We have a great Church Family at Pioneer Baptist. We have the Word of God in our King James Bible, we have people we love and trust, and things are good. But we live in a Hell-bound world that appears to be getting worse by the minute, and we have been ordained and entrusted with the truly great, Great Commission. It’s not easy, we emphasize the tract ministry as well as the worth of a soul, and because the process is not easy, the question lurks somewhere in the shadows of our minds, “Are we trying to do our best?”
Jesus didn’t waste His breath! When He said the only way to Heaven was through Him, and said that there was, as we “cliché” it, a Heaven to gain and a Hell to shun, He was speaking absolute, divine, truth. Specifically Jesus asked the Pharisees, “Ye serpents, ye generation of vipers, how can ye escape the damnation of hell?” (Matthew 23:33.) “I said therefore unto you, that ye shall die in your sins: for if ye believe not that I am he, ye shall die in your sins.” (John 8:24.) We all know the dire results of a person rejecting Christ, we all know the wonderful change He brought to us and to our children and grandchildren, and we want to see the world come to Christ. But are we trying to do our best?

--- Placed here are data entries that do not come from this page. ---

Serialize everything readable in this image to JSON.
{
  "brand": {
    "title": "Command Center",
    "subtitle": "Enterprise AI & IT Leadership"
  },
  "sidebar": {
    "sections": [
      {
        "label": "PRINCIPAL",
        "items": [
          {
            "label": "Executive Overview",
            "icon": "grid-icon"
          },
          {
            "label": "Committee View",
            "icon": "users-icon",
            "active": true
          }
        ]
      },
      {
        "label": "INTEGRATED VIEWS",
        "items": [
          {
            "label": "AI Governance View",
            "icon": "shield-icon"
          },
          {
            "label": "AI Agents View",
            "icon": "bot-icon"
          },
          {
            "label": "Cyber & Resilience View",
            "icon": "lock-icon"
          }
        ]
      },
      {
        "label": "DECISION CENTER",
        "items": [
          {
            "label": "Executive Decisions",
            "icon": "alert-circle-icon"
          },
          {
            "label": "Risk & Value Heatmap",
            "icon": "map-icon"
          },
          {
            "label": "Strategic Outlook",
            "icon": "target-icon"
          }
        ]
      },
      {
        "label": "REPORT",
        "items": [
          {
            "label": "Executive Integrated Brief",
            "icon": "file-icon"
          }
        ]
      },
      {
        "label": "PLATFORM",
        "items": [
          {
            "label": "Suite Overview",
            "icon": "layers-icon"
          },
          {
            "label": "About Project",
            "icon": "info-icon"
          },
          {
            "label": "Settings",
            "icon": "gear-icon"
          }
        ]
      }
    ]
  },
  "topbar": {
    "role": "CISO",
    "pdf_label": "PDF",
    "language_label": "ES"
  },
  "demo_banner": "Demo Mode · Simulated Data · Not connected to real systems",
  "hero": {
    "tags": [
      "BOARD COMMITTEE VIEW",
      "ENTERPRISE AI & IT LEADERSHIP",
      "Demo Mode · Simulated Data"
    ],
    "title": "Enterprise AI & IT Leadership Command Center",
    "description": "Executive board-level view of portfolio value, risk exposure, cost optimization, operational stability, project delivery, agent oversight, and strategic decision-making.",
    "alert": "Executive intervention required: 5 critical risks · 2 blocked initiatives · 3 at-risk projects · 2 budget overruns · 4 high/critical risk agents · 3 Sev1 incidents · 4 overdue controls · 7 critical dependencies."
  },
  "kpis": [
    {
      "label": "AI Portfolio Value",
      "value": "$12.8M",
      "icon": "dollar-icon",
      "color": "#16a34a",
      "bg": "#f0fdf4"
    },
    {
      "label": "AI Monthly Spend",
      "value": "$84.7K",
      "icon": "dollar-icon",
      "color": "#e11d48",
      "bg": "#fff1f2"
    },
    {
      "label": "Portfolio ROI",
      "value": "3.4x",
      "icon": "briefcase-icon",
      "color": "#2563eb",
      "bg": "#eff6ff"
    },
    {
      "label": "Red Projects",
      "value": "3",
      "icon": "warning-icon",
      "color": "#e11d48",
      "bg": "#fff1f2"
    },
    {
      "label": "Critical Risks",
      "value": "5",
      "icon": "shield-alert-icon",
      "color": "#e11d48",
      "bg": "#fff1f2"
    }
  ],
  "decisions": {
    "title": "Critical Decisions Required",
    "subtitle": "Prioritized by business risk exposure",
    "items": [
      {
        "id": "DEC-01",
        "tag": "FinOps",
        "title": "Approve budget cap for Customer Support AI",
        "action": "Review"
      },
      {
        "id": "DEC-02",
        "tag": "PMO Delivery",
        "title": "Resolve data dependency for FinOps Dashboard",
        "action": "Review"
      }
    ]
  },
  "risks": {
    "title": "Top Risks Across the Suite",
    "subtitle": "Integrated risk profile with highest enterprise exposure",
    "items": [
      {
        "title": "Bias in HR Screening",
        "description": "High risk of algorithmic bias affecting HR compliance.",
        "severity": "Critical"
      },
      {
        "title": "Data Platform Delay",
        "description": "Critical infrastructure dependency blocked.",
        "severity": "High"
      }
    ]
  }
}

We can hand out tracts, whether in our organized tract distribution or individually, we can be “soul conscious,” looking for every opportunity to put in a good witness for Christ (How often have I kicked myself for missing or passing up one of those?) and we can pray for ourselves to be good witnesses as we pray for those we witness to. If we don’t place a high priority on it, we’re not trying to do our best. Within our own families, our relatives are observing us, and taking silent and subconscious notes on whether we really believe what we are practicing. I’m not a proponent of what is called “lifestyle evangelism” to the exclusion of flat-out giving people the Gospel through verbal and written word, but I do believe that our lifestyle is a factor in the process. What are we saying to those closest to us through our daily activities?
If a sincere desire to see souls come to Christ is not high on my priority list, then, I’m not trying hard enough to do my best. I must do better, I must do better for Christ, and I must do better for those who so desperately need to be saved.
Otherwise, I’m not trying hard enough to do my best.